I saw a woman at Bed, Bath, and Beyond about a month ago. (And yes, I’m aware that it doesn’t have serial commas in the actual name, but it really should, so I’m writing it that way.)

I know this woman from my part-time job at a major weight loss company. I work there part time because 1. I am terrified I will gain the weight I lost back, and you can’t work there and be overweight, 2. I like it, and 3. I get to help people. This lady at B, B, and B is a member (at her goal weight, for the record).

I pretend I don’t see her because she’s with someone and while I usually am not an avoider, I feel weird saying hello to members who are with someone, lest they have to say, “I know that girl from <major weight loss company>.” I don’t want to air anyone’s dirty laundry.

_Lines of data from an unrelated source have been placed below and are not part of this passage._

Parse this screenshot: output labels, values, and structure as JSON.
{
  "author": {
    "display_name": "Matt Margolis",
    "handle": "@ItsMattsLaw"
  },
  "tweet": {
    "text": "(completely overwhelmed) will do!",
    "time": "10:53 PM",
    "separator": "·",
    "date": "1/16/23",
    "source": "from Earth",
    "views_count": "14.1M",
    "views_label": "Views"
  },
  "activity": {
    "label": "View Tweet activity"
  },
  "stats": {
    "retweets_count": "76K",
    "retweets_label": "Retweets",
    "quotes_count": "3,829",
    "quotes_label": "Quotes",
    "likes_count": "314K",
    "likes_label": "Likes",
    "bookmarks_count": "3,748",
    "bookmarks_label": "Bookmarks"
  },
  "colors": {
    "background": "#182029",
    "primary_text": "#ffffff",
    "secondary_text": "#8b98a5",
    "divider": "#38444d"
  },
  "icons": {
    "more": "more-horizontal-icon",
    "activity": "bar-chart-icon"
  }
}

Plus, this lady is annoying.

So I’m pretending not to see her, waiting to return my towels and she shouts, “HELLO! Did you have your baby?”

And I say, “Yes. Three months ago!” and smile like I’m glad to see her.

1. The last time I saw you, I was nine months pregnant, and that was three months ago. I am either the most pregnant person in history, or something has gone hideously wrong.

2. Do I look like I’m still pregnant? That was about 30 pounds ago.

3. Surely someone I know IN A WEIGHT LOSS CAPACITY would notice I am no longer pregnant.